Secrecy is fine at the discovery stage, before the material enters the judicial record. But those documents, usually a small subset of all discovery, that influence or underpin the judicial decision are open to public inspection unless they meet the definition or trade secrets or other categories of bona fide long-term confidentiality. Page 4
Baxter International, Inc. v. Abbott Laboratories, 297 F.3d 544, 545 (7th Cir. 2003) (citations omitted).

Continuing to hold under seal the Settling Defendants' memorandum and materials in support of the motion for preliminary approval and the 9-M Intervenors' memorandum in opposition is contrary to that principle.
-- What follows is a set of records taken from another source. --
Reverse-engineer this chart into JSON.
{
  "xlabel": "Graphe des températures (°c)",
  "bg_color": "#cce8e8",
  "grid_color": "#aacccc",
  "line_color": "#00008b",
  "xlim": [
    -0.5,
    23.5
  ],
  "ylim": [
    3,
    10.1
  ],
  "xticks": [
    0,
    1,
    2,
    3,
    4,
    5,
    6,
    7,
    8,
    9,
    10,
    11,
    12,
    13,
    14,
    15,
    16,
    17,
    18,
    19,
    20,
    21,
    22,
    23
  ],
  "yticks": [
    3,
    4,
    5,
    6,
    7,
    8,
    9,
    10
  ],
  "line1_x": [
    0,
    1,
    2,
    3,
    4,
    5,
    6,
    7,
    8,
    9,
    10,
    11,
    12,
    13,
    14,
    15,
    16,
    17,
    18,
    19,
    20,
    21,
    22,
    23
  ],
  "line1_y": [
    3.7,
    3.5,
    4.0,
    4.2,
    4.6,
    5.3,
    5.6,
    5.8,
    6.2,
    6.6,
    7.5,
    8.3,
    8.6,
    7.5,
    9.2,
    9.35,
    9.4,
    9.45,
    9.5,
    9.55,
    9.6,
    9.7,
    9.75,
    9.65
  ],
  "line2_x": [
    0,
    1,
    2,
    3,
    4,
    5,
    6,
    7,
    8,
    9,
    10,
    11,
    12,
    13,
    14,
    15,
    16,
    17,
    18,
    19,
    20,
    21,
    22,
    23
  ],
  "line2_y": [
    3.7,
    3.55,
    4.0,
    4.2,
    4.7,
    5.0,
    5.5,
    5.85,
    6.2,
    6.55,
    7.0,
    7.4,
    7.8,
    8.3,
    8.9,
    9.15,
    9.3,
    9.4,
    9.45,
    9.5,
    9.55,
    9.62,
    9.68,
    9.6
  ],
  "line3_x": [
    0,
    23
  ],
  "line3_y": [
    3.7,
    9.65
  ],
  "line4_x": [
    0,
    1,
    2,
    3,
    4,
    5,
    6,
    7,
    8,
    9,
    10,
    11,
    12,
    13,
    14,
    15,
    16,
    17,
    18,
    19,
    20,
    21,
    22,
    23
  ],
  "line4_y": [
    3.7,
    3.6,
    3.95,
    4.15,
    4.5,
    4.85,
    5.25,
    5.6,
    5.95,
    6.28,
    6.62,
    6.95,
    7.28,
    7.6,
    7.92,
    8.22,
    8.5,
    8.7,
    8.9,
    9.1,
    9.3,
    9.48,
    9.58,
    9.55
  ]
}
It further appears that the only highly confidential material asserted in support of or opposition to the preliminary approval is Union Pacific's answer to the question or questions concerning the length of right of way occupied by the AT&T cable that also has cable installed by another company. (Settling Defendants' Memorandum at 6-7; 9-M Intervenors' Memorandum at 17.) It is not clear why this is "highly confidential" information, but it hardly seems to justify sealing of the entire filing in this very public matter. Also, the confidential nature of this information may have been waived by its use during the public hearings on the motion for preliminary approval. Furthermore, under the Seventh Circuit's Internal Operating Procedure 10, every document filed in the Seventh Circuit is in the public record, whether or not sealed in the district court, unless a judge of the Seventh Circuit orders it to be sealed or is required to be sealed by statute or a rule of procedure.

Therefore, it is further ordered as follows: The papers filed under seal in this case relating to the Motion for Preliminary Approval of Amended Settlement, [dkt ## 348, 401, 352, 353, 372, 374, 375, 376, 377, 387 and 388], shall be unsealed and placed in the public record. This part of the order only is stayed for 10 days in order to allow any affected party to petition the court for specific relief from this part of the order.